棒・最初で最後の・三代目

 黄昏書店の閉まっているシャッターが揺れる音がして、全員が顔を見合わせる。いや、隆司りゅうじくん以外がだ。


「誰か来たのか?珍しいよな?」


 珍しいのレベルではない。黄昏書店はどうなっているか知らないけれど、語り部しかたどり着けないはずなのだ。そうなると自然と警戒心が増す。


 間違いなく誰かがシャッターを叩いている。それがだんだんと大きくなっている。それには何やら焦りみたいなものが感じられる。


「お、おい。なんかやばい感じする。とりあえずふたりはそこにいろ」


 永遠とわたすくに顎だけで行くぞと指示してくる。このままにはしておけないし。当然だ。


 足音を立てずにそろりそろいと近づいていく。その間もシャッターの音は鳴り止むことはない。相当、用があるのか。


「おい。なんかやばい気がするぞ」


 確かに異常なほどにしつこい。ただ事じゃないのは佑もうすうす感じていた。それに、シャッターが壊れそうな感じがするくらい大きくなっていく。


「はぁぁぁあ」


 シャッターが破られて外から棒を持った大柄な男が入ってきた。嘘だろと思うけれど、相手が語り部であればおかしいことではない。


「三代目はどこだ?」


 三代目。誰のことだろうかつとむさんのことだろうか。しかし、シャッターを壊して侵入してきたやつに教えてやることではない。

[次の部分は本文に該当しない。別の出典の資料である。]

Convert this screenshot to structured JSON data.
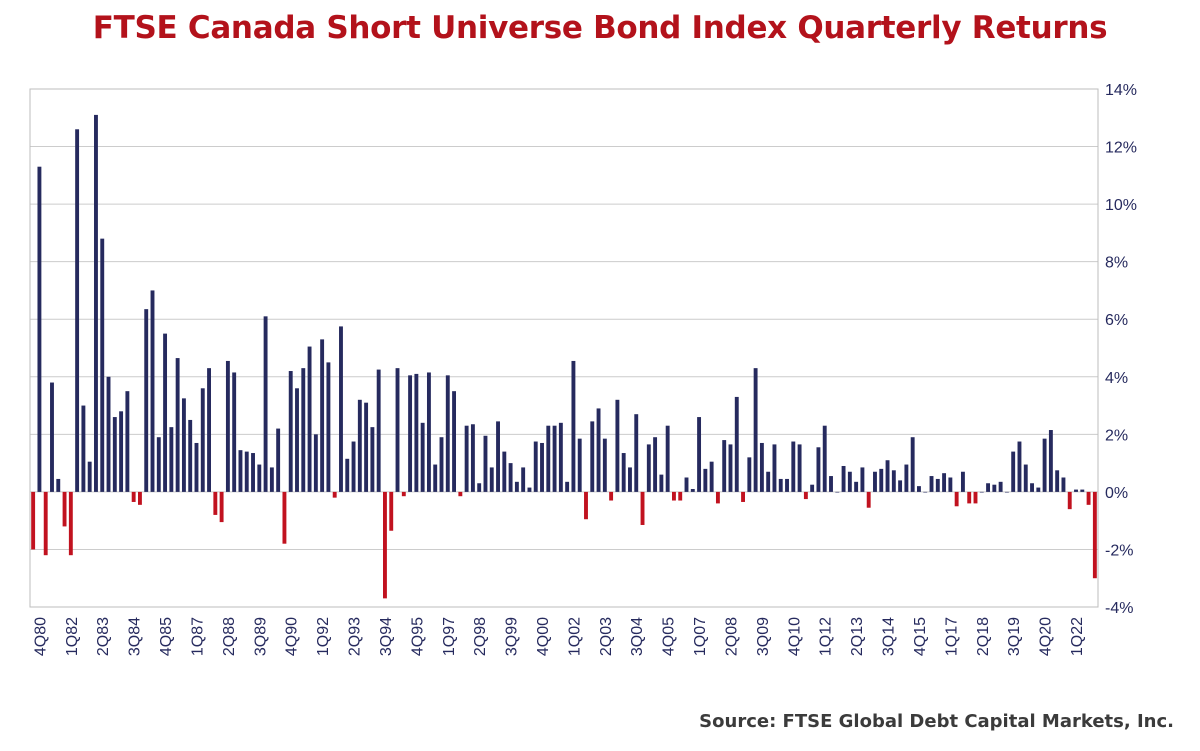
{
  "title": "FTSE Canada Short Universe Bond Index Quarterly Returns",
  "source": "Source: FTSE Global Debt Capital Markets, Inc.",
  "colors": {
    "positive": "#262a5e",
    "negative": "#c1121f",
    "title": "#b3121b",
    "grid": "#cccccc",
    "axis_text": "#262a5e"
  },
  "chart_data": {
    "type": "bar",
    "title": "FTSE Canada Short Universe Bond Index Quarterly Returns",
    "xlabel": "",
    "ylabel": "",
    "ylim": [
      -4,
      14
    ],
    "y_ticks": [
      "-4%",
      "-2%",
      "0%",
      "2%",
      "4%",
      "6%",
      "8%",
      "10%",
      "12%",
      "14%"
    ],
    "y_axis_side": "right",
    "grid": true,
    "legend": "none",
    "x_start": "3Q80",
    "x_tick_labels": [
      "4Q80",
      "1Q82",
      "2Q83",
      "3Q84",
      "4Q85",
      "1Q87",
      "2Q88",
      "3Q89",
      "4Q90",
      "1Q92",
      "2Q93",
      "3Q94",
      "4Q95",
      "1Q97",
      "2Q98",
      "3Q99",
      "4Q00",
      "1Q02",
      "2Q03",
      "3Q04",
      "4Q05",
      "1Q07",
      "2Q08",
      "3Q09",
      "4Q10",
      "1Q12",
      "2Q13",
      "3Q14",
      "4Q15",
      "1Q17",
      "2Q18",
      "3Q19",
      "4Q20",
      "1Q22"
    ],
    "values": [
      -2.0,
      11.3,
      -2.2,
      3.8,
      0.45,
      -1.2,
      -2.2,
      12.6,
      3.0,
      1.05,
      13.1,
      8.8,
      4.0,
      2.6,
      2.8,
      3.5,
      -0.35,
      -0.45,
      6.35,
      7.0,
      1.9,
      5.5,
      2.25,
      4.65,
      3.25,
      2.5,
      1.7,
      3.6,
      4.3,
      -0.8,
      -1.05,
      4.55,
      4.15,
      1.45,
      1.4,
      1.35,
      0.95,
      6.1,
      0.85,
      2.2,
      -1.8,
      4.2,
      3.6,
      4.3,
      5.05,
      2.0,
      5.3,
      4.5,
      -0.2,
      5.75,
      1.15,
      1.75,
      3.2,
      3.1,
      2.25,
      4.25,
      -3.7,
      -1.35,
      4.3,
      -0.15,
      4.05,
      4.1,
      2.4,
      4.15,
      0.95,
      1.9,
      4.05,
      3.5,
      -0.15,
      2.3,
      2.35,
      0.3,
      1.95,
      0.85,
      2.45,
      1.4,
      1.0,
      0.35,
      0.85,
      0.15,
      1.75,
      1.7,
      2.3,
      2.3,
      2.4,
      0.35,
      4.55,
      1.85,
      -0.95,
      2.45,
      2.9,
      1.85,
      -0.3,
      3.2,
      1.35,
      0.85,
      2.7,
      -1.15,
      1.65,
      1.9,
      0.6,
      2.3,
      -0.3,
      -0.3,
      0.5,
      0.1,
      2.6,
      0.8,
      1.05,
      -0.4,
      1.8,
      1.65,
      3.3,
      -0.35,
      1.2,
      4.3,
      1.7,
      0.7,
      1.65,
      0.45,
      0.45,
      1.75,
      1.65,
      -0.25,
      0.25,
      1.55,
      2.3,
      0.55,
      0.0,
      0.9,
      0.7,
      0.35,
      0.85,
      -0.55,
      0.7,
      0.8,
      1.1,
      0.75,
      0.4,
      0.95,
      1.9,
      0.2,
      0.0,
      0.55,
      0.45,
      0.65,
      0.5,
      -0.5,
      0.7,
      -0.4,
      -0.4,
      0.0,
      0.3,
      0.25,
      0.35,
      0.0,
      1.4,
      1.75,
      0.95,
      0.3,
      0.15,
      1.85,
      2.15,
      0.75,
      0.5,
      -0.6,
      0.08,
      0.08,
      -0.45,
      -3.0
    ]
  }
}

「ずいぶんとあらっぽい来店された方にお教えする必要はないかと思われますが」


 嫌味に聞こえたのだろうか。男はぎろりと佑を睨みつけてくる。


「最初で最後の質問だ。三代目はどこだ?」


 さっきもしたから最初でもなんでもないのだけれど。そもそも三代目がだれだかわかっていない。


「知らないって言ってんだろ。そんなことよりこんなことしておいてただで帰れれると思うなよ」


 永遠が挑発するように返事をする。


「そうか。じゃあ死ね」


 男はそ言うと襲いかかってきた。